There are a few further issues that I would like to signal, but about which I haven’t made up my mind. The first is Jameson’s explicitly interpretive, that is, hermeneutic, stance. He mentions Gadamer once, in a footnote, to say that the contextual horizons for interpretation he, Jameson, is setting out here are not like Gadamer’s horizons of interpretation. I suppose that this is Jameson’s way of being anti-Barthesian. There is a hard kernel of the Real in every text, and the critic ought not try to ignore it in the name of jouissance. Politics, all the moral imperatives of Marxism, get in the way.

This interpretation must happen within, as suggested above, certain contexts. Different contexts for different sorts of interpretation; though I think a more detailed comparison of Jameson’s three levels of interpretive context with LaCapra’s (also from the early 1980s) long list of contexts for each text. No doubt the difference may be explained disciplinarily—that is, LaCapra is, in the end, an historian, Jameson a literary critic. So LaCapra goes very willingly outside the text, while Jameson goes so far as to say, “the symbolic act [that is, the text] therefore begins by generating and producing its own context in the same moment of emergence in which it steps back from it” (81). I’m not sure what the distinction between generation and producing is supposed to be, but the model is an interesting one. Too flat, though. Any given text certainly might be a symbolic act, and most can be read in that way, but this depends on the context of production. The author-function, I should think, still allows this. Perhaps the issue is that for Jameson one always goes into the past through the text one is investigating, and in this sense, it does indeed create its own context. In the end, though, I can’t agree. To say that the text produces its own context is to allow the critic to find whatever she is looking for in it. Jameson solves this dilemma by turning to totalizing interpretation—that is, the text means only in relation to other structures, other texts—but the totality is, as I said above, really just an act of faith, its content prescribed in some sense from before the book is opened.

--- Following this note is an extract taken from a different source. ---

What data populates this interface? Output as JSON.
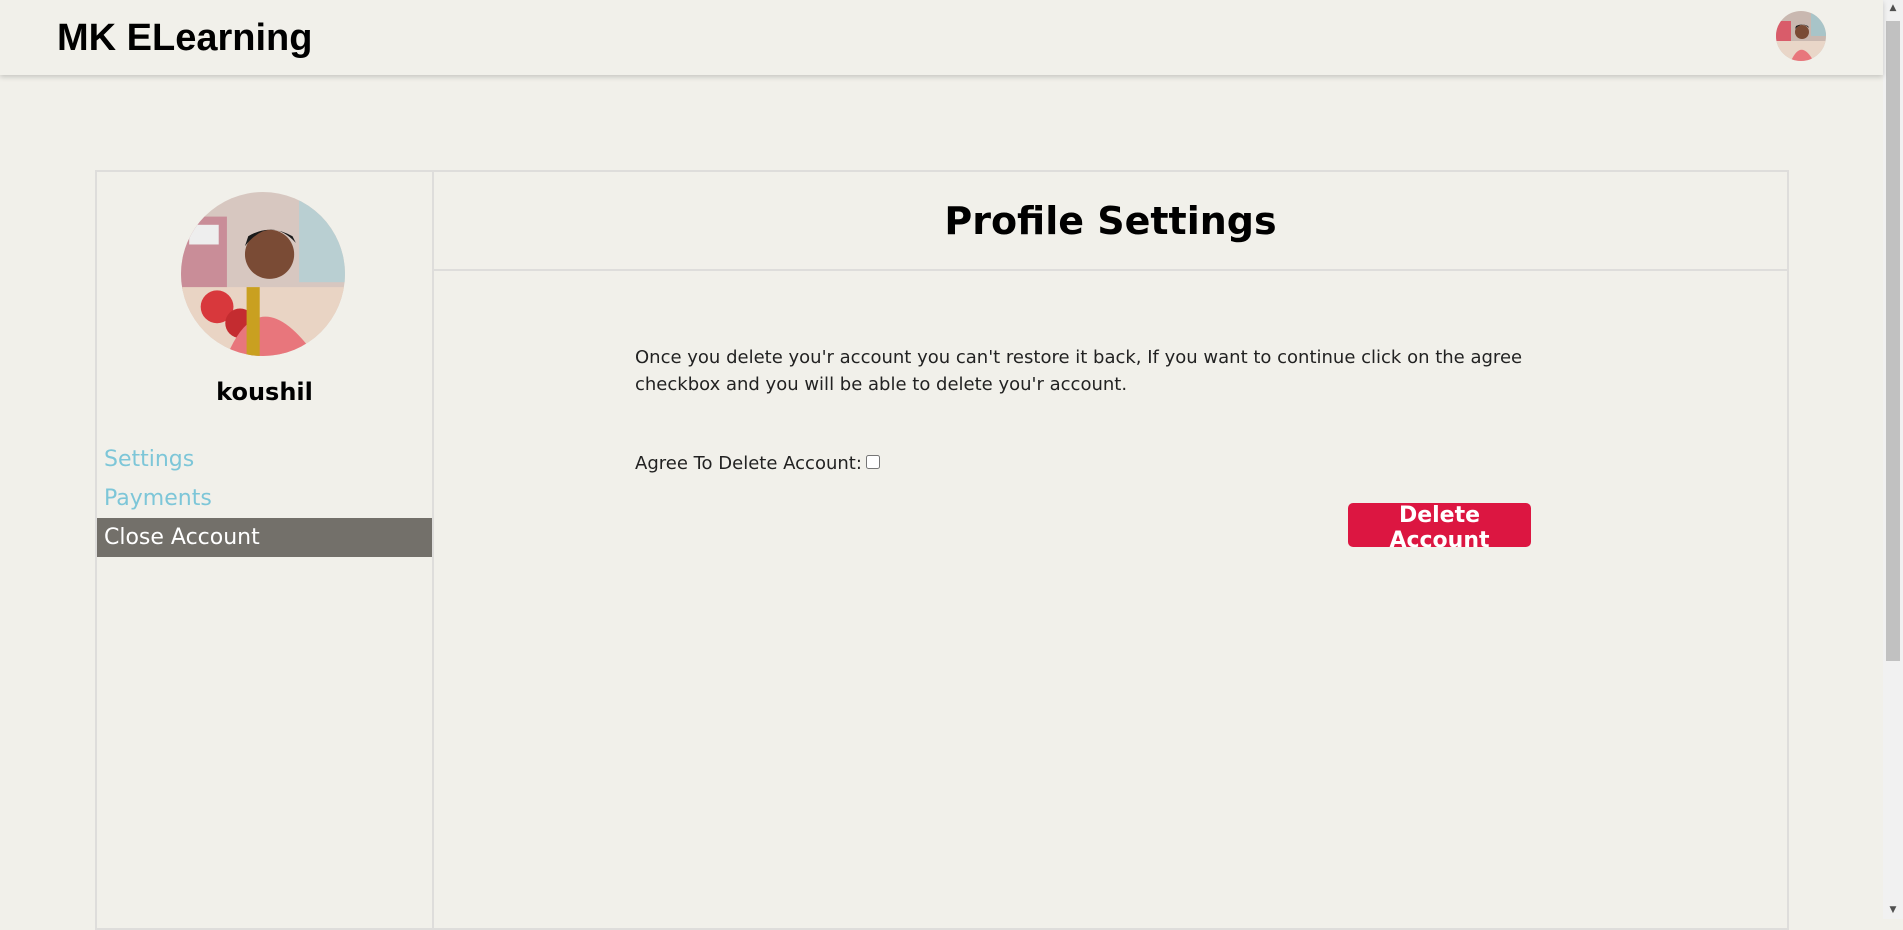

Finally, there is the question of allegory. Jameson’s use of historical allegory is sensitive and multi-layered, but my fur is up about this. Michael Sprinker’s 1994 book on Proust purported to be historical materialist in orientation but didn’t seem ever, or hardly ever, to rise above the level of class allegory. As though Sprinker had read a few books about the class structure of the time, and then found homologous structures within the Recherche; he declares an allegory and goes home. For instance, he seems to have decided that the proletariat was a negligible political force in the fin-de-siècle and up until the popular front, even. The real struggle continues to be, according to him, between aristocrats and the bourgeoisie. This is foolishness. It comes from taking the Action Française at its word, and hunting for French fascists in every literary corner. The Recherche certainly is incisive social critique, among other things. But it is not a model of French society as a whole, it is a very peculiar view of a peculiar part of this society. Even this view might be said to be underpinned by the lower-classes, excluded, certainly, but not ignored. This is the content of the scene in À l’ombre des jeunes filles en fleurs at Balbec, where the wealthy eat in the gas-lit glass box of the restaurant, while the poor stand in the dark outside, invisible from within, their faces pressed against the glass. Sprinker’s ham-handedness and vulgar allegory has made me suspicious of Jameson in this regard. I’ll have to read more.

Perhaps next I’ll try Vico out. All this talk of philosophy of history has me itching for it. Also, it will be useful when I go back to Sorel.